Officials point out that if they could not provide drinking water to the labourers that why were they paying them additional money.

Rythu Athma Hatyala Nivarana Committee district president Sangepu Borranna said the majority of the supervisor (mate) were not carrying the umbrellas supplied by the DWMA in the past to worksite in the villages in mandals like Bhainsa, Dahegoan, Neredigonda and Boath. They were keeping them at home.             

Friday, April 1, 2016

Trees cut, farmhands die like flies in summer

No shades of trees in agriculture fields 
Cutting down of trees, that give shade in the agriculture fields is killing the farmers and farm labourers by dozens.

Faced with the extreme heat and lack of a protective mechanism in the fields, seven of them died of sunstroke in the last 15 days in the Adilabad district alone.   
Farm workers and farmers now and then used to stop work and take rest under the shades of trees tamarind, mango, and neem trees.

That helped them cool their body from the high temperatures. However, with much of such trees cut, the farmhands are forced to work without a shade.

The streams and rivulets that existed near agriculture fields have also vanished over the years. These also used to be of help to farmers, as they kept some part of the agricultural area cool.  

Farmers used to raise trees on ‘Gattlu’(left over the areas) but in recent times, they removed the Gattlu and converted those areas too into agricultural fields to increase the area under crops. Many farmers cut the tree in their agriculture fields and sold to contractors for firewood. So as to make some extra money.

Convenor of the district Athma Hatyala Nivarana committee Sangepu Borranna said as many as 12 NREGS laborers and seven farmers have died of sunstroke in the last 15 days. “The deforestation of agriculture fields started showing its impact on the farmers.
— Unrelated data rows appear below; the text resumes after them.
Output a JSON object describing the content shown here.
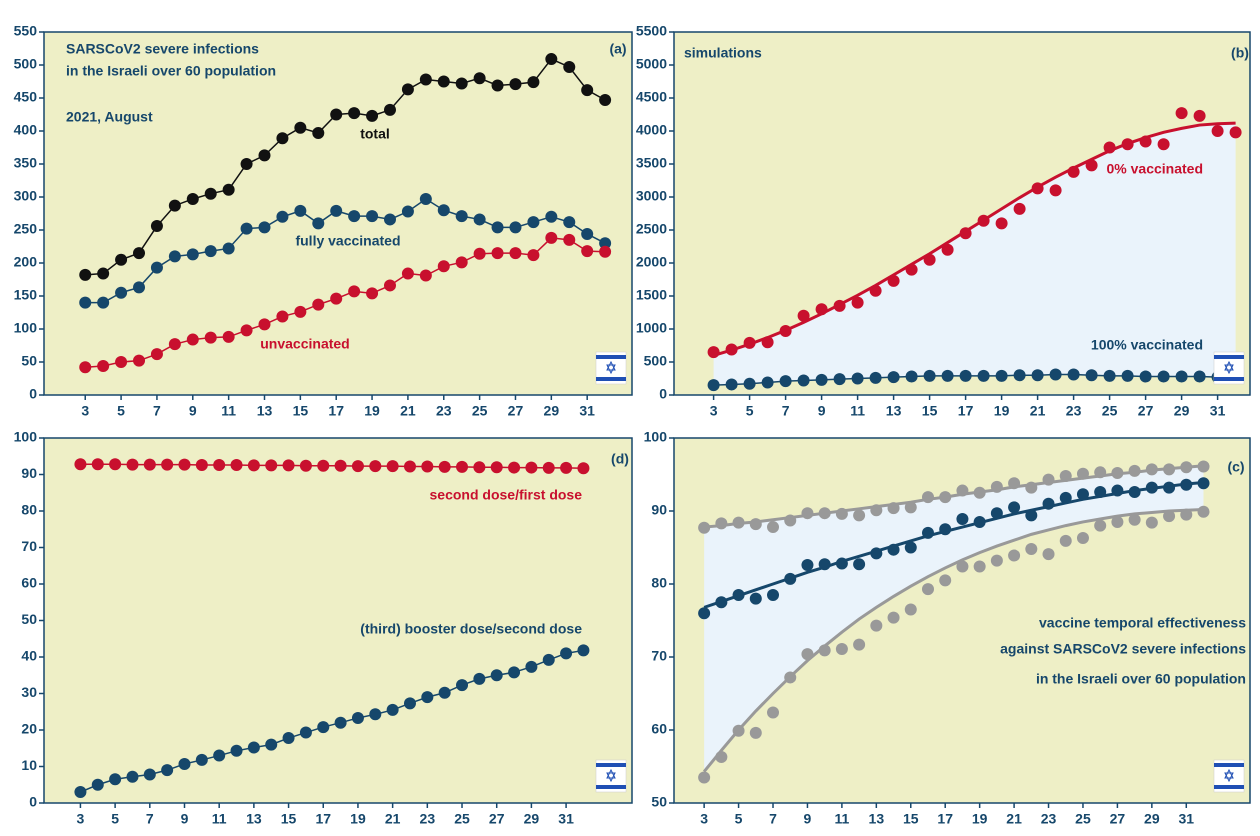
{
  "chart_data": [
    {
      "type": "line",
      "panel_label": "(a)",
      "annotations": [
        "SARSCoV2 severe infections",
        "in the Israeli over 60 population",
        "2021, August"
      ],
      "x": [
        3,
        4,
        5,
        6,
        7,
        8,
        9,
        10,
        11,
        12,
        13,
        14,
        15,
        16,
        17,
        18,
        19,
        20,
        21,
        22,
        23,
        24,
        25,
        26,
        27,
        28,
        29,
        30,
        31,
        32
      ],
      "xlim": [
        0.7,
        33.5
      ],
      "xticks": [
        3,
        5,
        7,
        9,
        11,
        13,
        15,
        17,
        19,
        21,
        23,
        25,
        27,
        29,
        31
      ],
      "ylim": [
        0,
        550
      ],
      "yticks": [
        0,
        50,
        100,
        150,
        200,
        250,
        300,
        350,
        400,
        450,
        500,
        550
      ],
      "connect": true,
      "series": [
        {
          "name": "total",
          "color": "#111111",
          "values": [
            182,
            184,
            205,
            215,
            256,
            287,
            297,
            305,
            311,
            350,
            363,
            389,
            405,
            397,
            425,
            427,
            423,
            432,
            463,
            478,
            475,
            472,
            480,
            469,
            471,
            474,
            509,
            497,
            462,
            447
          ]
        },
        {
          "name": "fully vaccinated",
          "color": "#16476b",
          "values": [
            140,
            140,
            155,
            163,
            193,
            210,
            213,
            218,
            222,
            252,
            254,
            270,
            279,
            260,
            279,
            271,
            271,
            266,
            278,
            297,
            280,
            271,
            266,
            254,
            254,
            262,
            270,
            262,
            244,
            230
          ]
        },
        {
          "name": "unvaccinated",
          "color": "#c8102e",
          "values": [
            42,
            44,
            50,
            52,
            62,
            77,
            84,
            87,
            88,
            98,
            107,
            119,
            126,
            137,
            146,
            157,
            154,
            166,
            184,
            181,
            195,
            201,
            214,
            215,
            215,
            212,
            238,
            235,
            218,
            217
          ]
        }
      ]
    },
    {
      "type": "line",
      "panel_label": "(b)",
      "annotations": [
        "simulations"
      ],
      "x": [
        3,
        4,
        5,
        6,
        7,
        8,
        9,
        10,
        11,
        12,
        13,
        14,
        15,
        16,
        17,
        18,
        19,
        20,
        21,
        22,
        23,
        24,
        25,
        26,
        27,
        28,
        29,
        30,
        31,
        32
      ],
      "xlim": [
        0.8,
        32.8
      ],
      "xticks": [
        3,
        5,
        7,
        9,
        11,
        13,
        15,
        17,
        19,
        21,
        23,
        25,
        27,
        29,
        31
      ],
      "ylim": [
        0,
        5500
      ],
      "yticks": [
        0,
        500,
        1000,
        1500,
        2000,
        2500,
        3000,
        3500,
        4000,
        4500,
        5000,
        5500
      ],
      "shade": true,
      "shade_color": "#eaf3fb",
      "series": [
        {
          "name": "0% vaccinated",
          "color": "#c8102e",
          "values": [
            650,
            690,
            790,
            800,
            970,
            1200,
            1300,
            1350,
            1400,
            1580,
            1730,
            1900,
            2050,
            2200,
            2450,
            2640,
            2600,
            2820,
            3130,
            3100,
            3380,
            3480,
            3750,
            3800,
            3840,
            3800,
            4270,
            4230,
            4000,
            3980
          ],
          "fit": [
            600,
            680,
            770,
            870,
            980,
            1100,
            1230,
            1370,
            1510,
            1660,
            1820,
            1980,
            2140,
            2310,
            2480,
            2650,
            2820,
            2990,
            3150,
            3300,
            3440,
            3570,
            3700,
            3810,
            3900,
            3980,
            4040,
            4090,
            4110,
            4120
          ]
        },
        {
          "name": "100% vaccinated",
          "color": "#16476b",
          "connect": true,
          "values": [
            150,
            160,
            170,
            190,
            210,
            220,
            230,
            240,
            250,
            260,
            270,
            280,
            290,
            290,
            290,
            290,
            290,
            300,
            300,
            310,
            310,
            300,
            290,
            290,
            280,
            280,
            280,
            280,
            270,
            260
          ]
        }
      ]
    },
    {
      "type": "line",
      "panel_label": "(d)",
      "annotations": [],
      "x": [
        3,
        4,
        5,
        6,
        7,
        8,
        9,
        10,
        11,
        12,
        13,
        14,
        15,
        16,
        17,
        18,
        19,
        20,
        21,
        22,
        23,
        24,
        25,
        26,
        27,
        28,
        29,
        30,
        31,
        32
      ],
      "xlim": [
        0.9,
        34.8
      ],
      "xticks": [
        3,
        5,
        7,
        9,
        11,
        13,
        15,
        17,
        19,
        21,
        23,
        25,
        27,
        29,
        31
      ],
      "ylim": [
        0,
        100
      ],
      "yticks": [
        0,
        10,
        20,
        30,
        40,
        50,
        60,
        70,
        80,
        90,
        100
      ],
      "connect": true,
      "series": [
        {
          "name": "second dose/first dose",
          "color": "#c8102e",
          "values": [
            92.8,
            92.8,
            92.8,
            92.7,
            92.7,
            92.7,
            92.7,
            92.6,
            92.6,
            92.6,
            92.5,
            92.5,
            92.5,
            92.4,
            92.4,
            92.4,
            92.3,
            92.3,
            92.3,
            92.2,
            92.2,
            92.1,
            92.1,
            92.0,
            92.0,
            91.9,
            91.9,
            91.8,
            91.8,
            91.7
          ]
        },
        {
          "name": "(third) booster dose/second dose",
          "color": "#16476b",
          "values": [
            3,
            5,
            6.5,
            7.2,
            7.8,
            9,
            10.7,
            11.8,
            13,
            14.3,
            15.2,
            16,
            17.8,
            19.3,
            20.8,
            22,
            23.3,
            24.3,
            25.5,
            27.3,
            29,
            30.2,
            32.3,
            34,
            35,
            35.8,
            37.3,
            39.2,
            41,
            41.8
          ]
        }
      ]
    },
    {
      "type": "line",
      "panel_label": "(c)",
      "annotations": [
        "vaccine temporal effectiveness",
        "against SARSCoV2 severe infections",
        "in the Israeli over 60 population"
      ],
      "x": [
        3,
        4,
        5,
        6,
        7,
        8,
        9,
        10,
        11,
        12,
        13,
        14,
        15,
        16,
        17,
        18,
        19,
        20,
        21,
        22,
        23,
        24,
        25,
        26,
        27,
        28,
        29,
        30,
        31,
        32
      ],
      "xlim": [
        1.25,
        34.7
      ],
      "xticks": [
        3,
        5,
        7,
        9,
        11,
        13,
        15,
        17,
        19,
        21,
        23,
        25,
        27,
        29,
        31
      ],
      "ylim": [
        50,
        100
      ],
      "yticks": [
        50,
        60,
        70,
        80,
        90,
        100
      ],
      "shade": true,
      "shade_color": "#eaf3fb",
      "series": [
        {
          "color": "#999999",
          "values": [
            87.7,
            88.3,
            88.4,
            88.2,
            87.8,
            88.7,
            89.7,
            89.7,
            89.6,
            89.4,
            90.1,
            90.4,
            90.5,
            91.9,
            91.9,
            92.8,
            92.5,
            93.3,
            93.8,
            93.2,
            94.3,
            94.8,
            95.1,
            95.3,
            95.2,
            95.5,
            95.7,
            95.7,
            96,
            96.1
          ],
          "fit": [
            87.8,
            88.0,
            88.3,
            88.5,
            88.8,
            89.1,
            89.4,
            89.7,
            90.0,
            90.3,
            90.6,
            90.9,
            91.2,
            91.6,
            91.9,
            92.3,
            92.6,
            92.9,
            93.3,
            93.6,
            93.9,
            94.2,
            94.5,
            94.8,
            95.1,
            95.3,
            95.6,
            95.8,
            96.0,
            96.2
          ]
        },
        {
          "color": "#16476b",
          "values": [
            76,
            77.5,
            78.5,
            78,
            78.5,
            80.7,
            82.6,
            82.7,
            82.8,
            82.7,
            84.2,
            84.7,
            85,
            87,
            87.5,
            88.9,
            88.5,
            89.7,
            90.5,
            89.4,
            91,
            91.8,
            92.3,
            92.6,
            92.8,
            92.6,
            93.2,
            93.2,
            93.6,
            93.8
          ],
          "fit": [
            76.8,
            77.6,
            78.4,
            79.2,
            80.0,
            80.8,
            81.6,
            82.3,
            83.1,
            83.8,
            84.5,
            85.2,
            85.9,
            86.6,
            87.2,
            87.8,
            88.4,
            89.0,
            89.6,
            90.1,
            90.6,
            91.1,
            91.6,
            92.0,
            92.4,
            92.8,
            93.1,
            93.4,
            93.7,
            93.9
          ]
        },
        {
          "color": "#999999",
          "values": [
            53.5,
            56.3,
            59.9,
            59.6,
            62.4,
            67.2,
            70.4,
            70.9,
            71.1,
            71.7,
            74.3,
            75.4,
            76.5,
            79.3,
            80.5,
            82.4,
            82.4,
            83.2,
            83.9,
            84.8,
            84.1,
            85.9,
            86.3,
            88,
            88.5,
            88.8,
            88.4,
            89.3,
            89.5,
            89.9
          ],
          "fit": [
            54.3,
            57.2,
            60.0,
            62.6,
            65.0,
            67.3,
            69.5,
            71.5,
            73.4,
            75.2,
            76.8,
            78.3,
            79.7,
            81.0,
            82.2,
            83.3,
            84.3,
            85.2,
            86.0,
            86.8,
            87.4,
            88.0,
            88.5,
            88.9,
            89.3,
            89.6,
            89.8,
            90.0,
            90.1,
            90.2
          ]
        }
      ]
    }
  ]
}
Most of the NREGS labourers and farmers who died after returning home from the work”, he said. He observed that farmers were using umbrellas for shade in their agriculture fields, as there were no trees.

Three deaths fo farmhands occurred in the district in the last five days. Sonerao,45, and Sidam Devrao , 50, of Nandigoan village in Barampur gram panchayat died of sunstroke in Talamadugu mandal and also Jakkula Ramesh,42, Kura village in Jainad mandal died of the same. Jakkula Ramesh was fainted and died while working in his agriculture fields.

Earlier, farmers used to leftover the land enabling the tractors to move freely in the agriculture fields but now space has reduced to allowing only one person to walk.

The number of traditional huts (Manche or Gudise) is coming down in the agriculture fields nearer to mandal headquarters and gram panchayat and such huts were seen now only in interior areas.